I use the randomized unlock screen where it changes the positioning of the numbers 0-9 each time you unlock the phone. Assuming you use 4 unique numbers, no repeats, I want to calculate the odds of those 4 numbers appearing in their usual spots on a standard 0-9 keypad, i.e. the zero at the bottom, and the 1 beginning in the upper left and counting down--but not concerning ourselves with the placement of numbers which aren't used in your keycode.
So let's say your passcode is 7843. What are the odds that the 7, the 8, the 4, and the 3 appear where they would typically appear on a non-randomized keypad?
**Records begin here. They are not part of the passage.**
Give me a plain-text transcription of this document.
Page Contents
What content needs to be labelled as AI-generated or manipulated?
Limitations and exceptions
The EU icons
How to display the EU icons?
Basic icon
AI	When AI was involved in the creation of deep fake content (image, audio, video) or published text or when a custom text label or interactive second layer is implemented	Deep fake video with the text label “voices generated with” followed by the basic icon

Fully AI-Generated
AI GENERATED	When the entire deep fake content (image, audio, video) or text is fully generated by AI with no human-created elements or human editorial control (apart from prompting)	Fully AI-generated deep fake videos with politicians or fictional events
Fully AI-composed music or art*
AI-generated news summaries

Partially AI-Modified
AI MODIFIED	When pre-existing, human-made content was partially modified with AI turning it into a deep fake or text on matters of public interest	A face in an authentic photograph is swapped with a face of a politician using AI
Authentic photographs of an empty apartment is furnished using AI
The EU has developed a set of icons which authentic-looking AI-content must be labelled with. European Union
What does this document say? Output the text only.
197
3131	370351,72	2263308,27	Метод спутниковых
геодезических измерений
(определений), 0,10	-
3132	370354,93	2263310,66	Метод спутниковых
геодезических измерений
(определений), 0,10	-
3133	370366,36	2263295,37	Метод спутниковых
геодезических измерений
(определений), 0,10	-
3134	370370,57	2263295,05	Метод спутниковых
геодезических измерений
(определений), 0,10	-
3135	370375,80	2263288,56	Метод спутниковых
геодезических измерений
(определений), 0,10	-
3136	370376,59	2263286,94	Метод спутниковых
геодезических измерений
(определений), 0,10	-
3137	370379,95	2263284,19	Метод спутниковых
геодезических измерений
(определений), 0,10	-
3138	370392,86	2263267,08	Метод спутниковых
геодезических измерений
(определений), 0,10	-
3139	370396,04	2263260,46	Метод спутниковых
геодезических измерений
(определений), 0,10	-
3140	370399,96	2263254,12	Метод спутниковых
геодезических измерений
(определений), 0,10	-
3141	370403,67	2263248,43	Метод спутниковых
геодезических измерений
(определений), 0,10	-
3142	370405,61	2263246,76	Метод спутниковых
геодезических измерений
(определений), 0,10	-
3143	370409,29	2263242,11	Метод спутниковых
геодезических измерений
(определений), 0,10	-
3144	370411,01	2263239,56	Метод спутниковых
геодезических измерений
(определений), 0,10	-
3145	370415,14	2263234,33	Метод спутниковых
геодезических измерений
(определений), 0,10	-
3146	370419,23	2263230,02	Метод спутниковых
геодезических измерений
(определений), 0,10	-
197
The first position, the one-place, must be any one of six different numbers out of the total of ten as it's not in your code:
10/6 = 1.667
The second position must be any one of five remaining numbers not in your code out of nine total possibilities:
1.667 x (9/5) = 1.667 x 1.8
The third position must be only one number out of the remaining eight numbers, as it is unique to your code:
1.667 x 1.8 x 8
The fourth position must be only one number out of the remaining seven numbers, unique to your code:
1.667 x 1.8 x 8 x 7
The fifth position must be any one of four remaining numbers not in your code, out of six total:
1.667 x 1.8 x 8 x 7 x (6/4) = 1.667 x 1.8 x 8 x 7 x 1.5
The sixth position must be any one of three remaining numbers not in your code, out of five total:
1.667 x 1.8 x 8 x 7 x 1.5 x (5/3) = 1.667 x 1.8 x 8 x 7 x 1.5 x 1.667
The seventh position must be only one of the remaining four numbers, unique to your code:
1.667 x 1.8 x 8 x 7 x 1.5 x 1.667 x 4
The eighth position must be only one of the remaining three numbers, unique to your code:
1.667 x 1.8 x 8 x 7 x 1.5 x 1.667 x 4 x 3
The ninth, non-unique:
1.667 x 1.8 x 8 x 7 x 1.5 x 1.667 x 4 x 3 x 2
The tenth:
1.667 x 1.8 x 8 x 7 x 1.5 x 1.667 x 4 x 3 x 2 x 1
Meaning the odds of this occurring are about 1 in 10,000. To be exact, 1 in 10,084. Not a bad feature.
This assumes the numbers populate from top-left to bottom-right and I imagine it would vary depending on the code used. This also assumes the expected degree of randomization methodology.
All this was on my mind tonight so just thought I'd create an account and share :)